Gartners DCIM-Definition ist dabei durchaus nützlich für alle IT-Organisationen, die eine DCIM-Einführung planen, sei es wegen eines RZ-Neubaus oder -Umbaus, sei es, um Effizienz- oder Compliance-Ziele zu erreichen. DCIM-Lösungen müssen laut Gartner ein echtzeitnahes Monitoring der Stromversorgung und der Umgebungsparameter (Temperatur etc.) ebenso ermöglichen wie ein Ressourcen-Managment. Hiermit meinen die Analysten ein IT-Asset-Management, das die Lokation (etwa die Position im Rack) ebenso abbildet wie die Auslastung der Assets und deren Abhängigkeiten (welcher Server hängt an welcher PDU etc.). Außerdem müssen DCIM-Tools Reporting- und Visualisierungsfunktionen aufweisen, um die gesammelten Monitoring-Daten auswertbar zu machen – für RZ-Leiter ebenso wie für das Betriebspersonal, das Facility-Management oder die Geschäftsleitung.

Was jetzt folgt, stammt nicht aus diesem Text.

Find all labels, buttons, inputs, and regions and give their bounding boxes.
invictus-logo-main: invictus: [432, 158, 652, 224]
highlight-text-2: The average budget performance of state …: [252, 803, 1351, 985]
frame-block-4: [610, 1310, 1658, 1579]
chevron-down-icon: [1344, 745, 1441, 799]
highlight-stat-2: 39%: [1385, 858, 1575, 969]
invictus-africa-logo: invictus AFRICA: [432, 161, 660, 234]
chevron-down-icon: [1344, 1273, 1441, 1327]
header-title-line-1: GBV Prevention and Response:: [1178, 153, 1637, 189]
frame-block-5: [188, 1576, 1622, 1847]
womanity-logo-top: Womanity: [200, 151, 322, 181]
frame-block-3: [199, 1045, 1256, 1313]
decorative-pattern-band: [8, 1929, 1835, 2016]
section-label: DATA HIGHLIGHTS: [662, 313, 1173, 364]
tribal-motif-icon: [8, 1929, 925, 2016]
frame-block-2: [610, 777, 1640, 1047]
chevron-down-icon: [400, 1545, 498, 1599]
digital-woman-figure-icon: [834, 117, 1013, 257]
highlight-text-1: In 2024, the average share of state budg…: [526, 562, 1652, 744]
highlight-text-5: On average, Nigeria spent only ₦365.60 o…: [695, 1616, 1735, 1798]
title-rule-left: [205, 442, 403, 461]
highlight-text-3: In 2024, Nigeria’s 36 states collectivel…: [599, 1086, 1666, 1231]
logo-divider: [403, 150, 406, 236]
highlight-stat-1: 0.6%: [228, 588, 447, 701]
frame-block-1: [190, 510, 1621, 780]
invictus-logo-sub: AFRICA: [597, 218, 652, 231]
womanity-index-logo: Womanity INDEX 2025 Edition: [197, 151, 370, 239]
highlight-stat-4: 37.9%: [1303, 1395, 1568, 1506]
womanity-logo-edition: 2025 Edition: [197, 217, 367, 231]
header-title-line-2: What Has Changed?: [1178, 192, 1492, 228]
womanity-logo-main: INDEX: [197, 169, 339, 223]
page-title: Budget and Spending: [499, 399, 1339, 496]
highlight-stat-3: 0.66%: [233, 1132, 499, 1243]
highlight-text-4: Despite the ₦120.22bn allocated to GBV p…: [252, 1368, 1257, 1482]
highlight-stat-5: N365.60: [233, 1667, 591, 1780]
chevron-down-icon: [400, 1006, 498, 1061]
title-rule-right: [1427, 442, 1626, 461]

Optional sind in Gartners Definition Zusatzfunktionen wie eine prognosetaugliche Datenanalyse („Predictive Analysis“), Modellierung und Simulation, Luftzirkulations- und Luftdruckmessungen, Workflow-Management, ein Asset-Monitoring und -Management der physischen IT-Komponenten, Kabel-Management oder auch Mandantenfähigkeit. Mit diesem Feature-Set lassen sich laut den Marktbeobachtern deutliche Einsparungen bei Investitionen und im Betrieb erreichen – allerdings angesichts dieser Funktionsfülle auf Kosten der einfachen Implementierung und Bedienung, wie auch Gartner moniert.

Es ist somit kein Wunder, dass man derlei DCIM-Suiten heute vorrangig bei größeren Unternehmen und Konzernen im Einsatz findet. Dabei hätte insbesondere der deutsche Mittelstand sicher Bedarf an DCIM – aber eben an leicht zu installierenden und intuitiver bedienbaren DCIM-Werkzeugen. Schließlich muss eine mittelständische IT-Organisation mit Cloud-Providern, Outsourcern und Colocation-Anbietern konkurrieren, die das Potenzial der DCIM-Suiten aufgrund der dort erzielbaren Skaleneffekte sehr gut ausschöpfen können. Doch zunehmend komplexe RZ-Umgebungen und eine intuitive Informationsauswertung unter einen Hut zu bekommen ist eben ein anspruchsvolles Unterfangen. Positiver formuliert: Da ist noch Spielraum für Optimierungen.

Dr. Wilhelm Greiner ist Stellv. Chefredakteur der LANline.